The four officers, one of whom was the commissioner of the Anti-Terrorism Unit (TEM), would call people accused of “being members of the Kurdistan Workers Party (PKK),” which the government considers a terrorist organization, who they suspected were financially solvent.

They would request bribes in return for “not delivering evidence to the prosecutor.” Court files have revealed that the officers received a BMW worth 250,000 liras from a family of craftspeople, 250,000 liras in cash from another family in the same profession, and 40,000 liras from a shopkeeper whose brother was imprisoned. 

The police officers were caught when one shopkeeper recorded the phone call he received from the officers and delivered it to the local prosecutor. The officers have been on trial since June 8, 2020.

During the final hearing of the trial, held on Nov. 24, the officers said they were “slandered, a plot was set up.”

Officer Eyüp Gedik was sentenced to a total of 16 years and 11 months in prison for “extortion by coercion” and “qualified embezzlement.” Officers Kaan Özcivelek, İsmail Aytaç, and Fatih Mehmet Tursun were each sentenced to 8 years and four months in prison for “extortion by coercion.”

The trial of Alanya Police Chief Alper Avcı, who was being charged with “neglect of duty” for failing to stop the extortion, was separated and stayed.
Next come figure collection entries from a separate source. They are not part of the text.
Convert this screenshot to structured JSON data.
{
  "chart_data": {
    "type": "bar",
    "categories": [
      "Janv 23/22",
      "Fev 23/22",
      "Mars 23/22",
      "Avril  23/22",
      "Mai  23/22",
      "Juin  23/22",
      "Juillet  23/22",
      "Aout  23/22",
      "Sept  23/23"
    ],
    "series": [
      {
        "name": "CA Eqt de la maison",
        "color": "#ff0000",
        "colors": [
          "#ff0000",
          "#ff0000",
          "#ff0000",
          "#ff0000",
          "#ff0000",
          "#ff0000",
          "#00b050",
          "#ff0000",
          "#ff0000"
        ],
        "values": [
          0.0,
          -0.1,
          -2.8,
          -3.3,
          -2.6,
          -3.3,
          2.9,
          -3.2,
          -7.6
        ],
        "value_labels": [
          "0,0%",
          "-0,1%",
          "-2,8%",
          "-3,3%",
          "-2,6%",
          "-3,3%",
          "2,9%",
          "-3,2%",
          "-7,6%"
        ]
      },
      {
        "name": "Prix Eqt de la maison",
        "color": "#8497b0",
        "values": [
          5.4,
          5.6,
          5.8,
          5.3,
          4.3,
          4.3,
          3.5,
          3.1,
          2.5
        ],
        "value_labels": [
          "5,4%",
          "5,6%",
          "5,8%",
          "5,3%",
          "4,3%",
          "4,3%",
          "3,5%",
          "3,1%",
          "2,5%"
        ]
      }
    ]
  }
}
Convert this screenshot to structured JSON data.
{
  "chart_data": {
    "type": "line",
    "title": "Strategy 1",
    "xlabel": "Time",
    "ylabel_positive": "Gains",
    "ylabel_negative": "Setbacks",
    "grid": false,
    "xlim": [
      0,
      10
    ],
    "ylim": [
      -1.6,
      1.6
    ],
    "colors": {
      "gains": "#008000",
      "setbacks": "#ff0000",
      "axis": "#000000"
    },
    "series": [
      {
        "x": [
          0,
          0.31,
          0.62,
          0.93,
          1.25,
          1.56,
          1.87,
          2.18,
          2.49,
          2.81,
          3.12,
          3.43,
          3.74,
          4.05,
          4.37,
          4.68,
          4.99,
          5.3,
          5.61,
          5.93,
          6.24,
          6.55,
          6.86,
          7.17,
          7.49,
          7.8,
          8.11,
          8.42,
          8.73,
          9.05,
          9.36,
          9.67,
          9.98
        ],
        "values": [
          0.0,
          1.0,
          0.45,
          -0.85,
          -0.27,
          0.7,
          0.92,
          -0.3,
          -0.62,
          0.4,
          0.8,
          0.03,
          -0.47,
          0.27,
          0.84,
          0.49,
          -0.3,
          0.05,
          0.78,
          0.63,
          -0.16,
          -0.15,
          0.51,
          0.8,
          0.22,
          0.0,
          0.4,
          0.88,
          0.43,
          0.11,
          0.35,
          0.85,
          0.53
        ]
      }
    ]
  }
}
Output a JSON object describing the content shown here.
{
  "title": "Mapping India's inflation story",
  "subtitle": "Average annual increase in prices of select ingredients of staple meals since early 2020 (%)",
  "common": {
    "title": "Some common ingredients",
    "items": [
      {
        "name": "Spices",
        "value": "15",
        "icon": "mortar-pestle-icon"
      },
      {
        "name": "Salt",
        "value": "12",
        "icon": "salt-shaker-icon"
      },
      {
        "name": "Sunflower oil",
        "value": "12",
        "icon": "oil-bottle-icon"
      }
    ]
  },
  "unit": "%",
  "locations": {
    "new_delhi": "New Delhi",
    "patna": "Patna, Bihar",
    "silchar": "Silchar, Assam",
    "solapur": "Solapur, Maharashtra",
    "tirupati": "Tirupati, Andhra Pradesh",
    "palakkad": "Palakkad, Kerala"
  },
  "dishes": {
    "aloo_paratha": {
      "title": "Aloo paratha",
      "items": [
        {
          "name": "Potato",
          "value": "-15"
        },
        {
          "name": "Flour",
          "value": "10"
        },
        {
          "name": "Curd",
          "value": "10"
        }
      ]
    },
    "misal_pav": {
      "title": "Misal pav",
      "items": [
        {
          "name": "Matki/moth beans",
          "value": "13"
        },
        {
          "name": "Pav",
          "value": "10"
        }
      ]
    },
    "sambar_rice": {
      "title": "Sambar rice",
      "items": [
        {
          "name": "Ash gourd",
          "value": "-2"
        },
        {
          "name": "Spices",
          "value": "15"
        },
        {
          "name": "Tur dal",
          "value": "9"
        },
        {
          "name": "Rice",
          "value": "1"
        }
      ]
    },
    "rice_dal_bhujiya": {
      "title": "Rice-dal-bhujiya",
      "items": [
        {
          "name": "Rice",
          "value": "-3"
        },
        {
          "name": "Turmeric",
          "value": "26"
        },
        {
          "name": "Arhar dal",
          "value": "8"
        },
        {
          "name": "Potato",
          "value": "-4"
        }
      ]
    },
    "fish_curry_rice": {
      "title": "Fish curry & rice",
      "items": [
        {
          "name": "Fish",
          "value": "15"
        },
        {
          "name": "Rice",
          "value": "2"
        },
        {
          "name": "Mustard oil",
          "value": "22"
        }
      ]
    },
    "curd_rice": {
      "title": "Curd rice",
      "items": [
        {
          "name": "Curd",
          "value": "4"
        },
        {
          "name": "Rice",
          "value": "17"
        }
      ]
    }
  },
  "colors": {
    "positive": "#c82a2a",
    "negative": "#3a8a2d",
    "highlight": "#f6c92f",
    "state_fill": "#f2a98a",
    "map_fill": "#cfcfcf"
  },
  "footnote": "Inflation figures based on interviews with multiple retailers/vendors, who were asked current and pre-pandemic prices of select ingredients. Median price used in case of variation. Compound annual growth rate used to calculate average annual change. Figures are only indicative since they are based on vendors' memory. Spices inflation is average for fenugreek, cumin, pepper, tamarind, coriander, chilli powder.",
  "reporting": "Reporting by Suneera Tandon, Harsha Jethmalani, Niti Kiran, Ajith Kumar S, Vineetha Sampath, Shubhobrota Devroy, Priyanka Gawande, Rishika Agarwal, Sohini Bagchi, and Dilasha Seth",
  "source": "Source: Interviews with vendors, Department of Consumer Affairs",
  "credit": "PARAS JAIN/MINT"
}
Prosecutors said that they had to apply to the Interior Ministry for permission to investigate him for embezzlement. 

Charges of terrorism have been a widespread means of silencing dissent in President Recep Tayyip Erdoğan’s Turkey, especially in the five years since the coup attempt of July 2016.

Journalists, politicians, and prominent opposition figures have been investigated, charged, and imprisoned for alleged links to the PKK. As such, anti-terrorism police units have gained immense power and purview.